運動の制限なんてたいした事でもないし。そりゃー走り回ったりもしたいけど、大切な事は他にもたくさんある。
「なぁ、今日学校昼までだし、帰り遊んでかねぇ?」
「吉田、一ケ瀬はまだ……そんなに、なぁ?」
と沢本が俺を気遣ってくれる。
「ぉん。さすがにまだ無理だなぁ。俺勉強も遅れてるしさ。でもサンキュ!」
「まぁ、そのうち昼飯一緒に食べようぜ!」
沢本はポンと俺の背中に手を当てた。
あー、この感じ。最高に楽しい!
「屋上で食べる弁当うまいだろうなぁ」
俺はそう言いながら空を見上げた。
青空は大きくて、白い雲は自由に形を変えながら浮かんでいる。風のイタズラでちぎれた雲もうっすらとその存在を示している。
(カメラ、持ってくれば良かったかなあ。)
俺はカメラに夢中になっていた。
というか、栞ちゃんに夢中になったのか。病院で見た、栞ちゃんが景色を切り取るポーズを俺もやってみる。太陽が眩しくて思わず目を細めたが、夏の終わりの空は青くて美しかった。
「おい、一ケ瀬、何やってんだ?」
「お、おう」
吉田に呼ばれて、ふたりの後を追った。
教室に入ると、俺はクラスメイトから歓迎の言葉をたくさん貰った。
「入院してたんだよね?」
「救急車で運ばれたって聞いたぞ!」
「お帰りー!」
「もう大丈夫なの?」
「何かあったら言ってね!」
なんて薄っぺらい言葉ばかりだった。まぁ、仕方ない。俺は三年生になったばかりで入院してしまったのだから。確かにホントにそう思ってくれているのだろうけど、俺の心には響いてはこなかった。
クラスメイトの絆は、俺がいない状態で強く築き上げられたものだ。これからのんびりと本物の仲間になっていけばいいや。まだ掴みきれていない教室の空気を吸いながら、学校のチャイムが鳴るのを待った。
そして、久しぶりの担任の三木先生が教室に入ってくる。
「起立!」
日直の声で立ち上がる。
「礼!」
「着席!」
「えーっと、今日から一ケ瀬君が登校出来るようになりました。一ケ瀬、良かったな、おめでとう!」
「あ、ありがとうございます」
「一ケ瀬君は体調を見ながらの登校になります。
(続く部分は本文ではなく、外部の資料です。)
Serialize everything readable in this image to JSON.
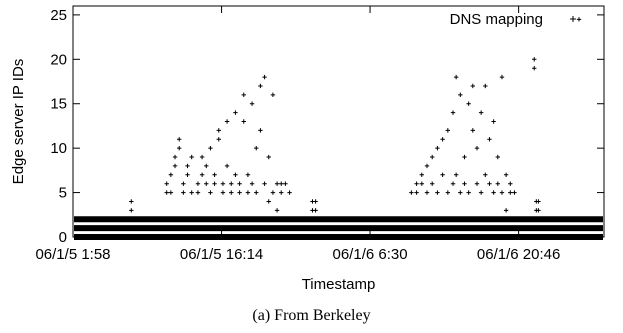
{
  "chart_data": {
    "type": "scatter",
    "title": "",
    "xlabel": "Timestamp",
    "ylabel": "Edge server IP IDs",
    "x_ticks": [
      "06/1/5 1:58",
      "06/1/5 16:14",
      "06/1/6 6:30",
      "06/1/6 20:46"
    ],
    "x_tick_values": [
      0.0,
      14.27,
      28.53,
      42.8
    ],
    "x_unit": "hours since 06/1/5 1:58",
    "xlim": [
      0.0,
      51.0
    ],
    "y_ticks": [
      0,
      5,
      10,
      15,
      20,
      25
    ],
    "ylim": [
      0,
      26
    ],
    "grid": false,
    "legend_position": "top-right",
    "series": [
      {
        "name": "DNS mapping",
        "marker": "+",
        "color": "#000000",
        "baseline_ids": [
          0,
          1,
          2
        ],
        "baseline_x_range": [
          0.0,
          51.0
        ],
        "points": [
          [
            5.6,
            3
          ],
          [
            5.6,
            4
          ],
          [
            9.0,
            5
          ],
          [
            9.0,
            6
          ],
          [
            9.4,
            5
          ],
          [
            9.4,
            7
          ],
          [
            9.8,
            8
          ],
          [
            9.8,
            9
          ],
          [
            10.2,
            10
          ],
          [
            10.2,
            11
          ],
          [
            10.6,
            5
          ],
          [
            10.6,
            6
          ],
          [
            11.0,
            7
          ],
          [
            11.0,
            8
          ],
          [
            11.4,
            5
          ],
          [
            11.4,
            9
          ],
          [
            12.0,
            5
          ],
          [
            12.0,
            6
          ],
          [
            12.4,
            7
          ],
          [
            12.4,
            9
          ],
          [
            12.8,
            6
          ],
          [
            12.8,
            8
          ],
          [
            13.2,
            5
          ],
          [
            13.2,
            10
          ],
          [
            13.6,
            6
          ],
          [
            13.6,
            7
          ],
          [
            14.0,
            11
          ],
          [
            14.0,
            12
          ],
          [
            14.4,
            5
          ],
          [
            14.4,
            6
          ],
          [
            14.8,
            8
          ],
          [
            14.8,
            13
          ],
          [
            15.2,
            5
          ],
          [
            15.2,
            6
          ],
          [
            15.6,
            7
          ],
          [
            15.6,
            14
          ],
          [
            16.0,
            5
          ],
          [
            16.0,
            6
          ],
          [
            16.4,
            13
          ],
          [
            16.4,
            16
          ],
          [
            16.8,
            5
          ],
          [
            16.8,
            7
          ],
          [
            17.2,
            6
          ],
          [
            17.2,
            15
          ],
          [
            17.6,
            5
          ],
          [
            17.6,
            10
          ],
          [
            18.0,
            12
          ],
          [
            18.0,
            17
          ],
          [
            18.4,
            6
          ],
          [
            18.4,
            18
          ],
          [
            18.8,
            4
          ],
          [
            18.8,
            9
          ],
          [
            19.2,
            5
          ],
          [
            19.2,
            16
          ],
          [
            19.6,
            3
          ],
          [
            19.6,
            6
          ],
          [
            20.0,
            5
          ],
          [
            20.0,
            6
          ],
          [
            20.4,
            6
          ],
          [
            20.8,
            5
          ],
          [
            23.0,
            3
          ],
          [
            23.0,
            4
          ],
          [
            23.3,
            3
          ],
          [
            23.3,
            4
          ],
          [
            32.5,
            5
          ],
          [
            33.0,
            5
          ],
          [
            33.0,
            6
          ],
          [
            33.5,
            6
          ],
          [
            33.5,
            7
          ],
          [
            34.0,
            5
          ],
          [
            34.0,
            8
          ],
          [
            34.5,
            6
          ],
          [
            34.5,
            9
          ],
          [
            35.0,
            5
          ],
          [
            35.0,
            10
          ],
          [
            35.5,
            7
          ],
          [
            35.5,
            11
          ],
          [
            36.0,
            5
          ],
          [
            36.0,
            12
          ],
          [
            36.5,
            6
          ],
          [
            36.5,
            14
          ],
          [
            36.8,
            7
          ],
          [
            36.8,
            18
          ],
          [
            37.2,
            5
          ],
          [
            37.2,
            16
          ],
          [
            37.6,
            6
          ],
          [
            37.6,
            9
          ],
          [
            38.0,
            5
          ],
          [
            38.0,
            15
          ],
          [
            38.4,
            17
          ],
          [
            38.4,
            12
          ],
          [
            38.8,
            6
          ],
          [
            38.8,
            10
          ],
          [
            39.2,
            5
          ],
          [
            39.2,
            14
          ],
          [
            39.6,
            7
          ],
          [
            39.6,
            17
          ],
          [
            40.0,
            6
          ],
          [
            40.0,
            11
          ],
          [
            40.4,
            5
          ],
          [
            40.4,
            13
          ],
          [
            40.8,
            6
          ],
          [
            40.8,
            9
          ],
          [
            41.2,
            5
          ],
          [
            41.2,
            18
          ],
          [
            41.6,
            3
          ],
          [
            41.6,
            7
          ],
          [
            42.0,
            5
          ],
          [
            42.0,
            6
          ],
          [
            42.4,
            5
          ],
          [
            44.3,
            20
          ],
          [
            44.3,
            19
          ],
          [
            44.5,
            3
          ],
          [
            44.5,
            4
          ],
          [
            44.7,
            3
          ],
          [
            44.7,
            4
          ],
          [
            48.6,
            24.5
          ]
        ]
      }
    ]
  },
  "caption": "(a) From Berkeley"
}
お医者さんと相談しながら少しずつになるので、みんなも理解をして下さい。宜しくな!」
三木先生がそんなふうに説明してくれて、ホームルームが始まった。遅れている授業をどうやって取り戻そうか、俺は嬉しい反面、少し不安にもなった。みんなは進路などもある程度決まっているだろうけど、俺は全く考えていない。
さて、どうしたもんかなぁ。
ただ、とにかくあの日から止まってしまった俺の学生生活は再び動き出した。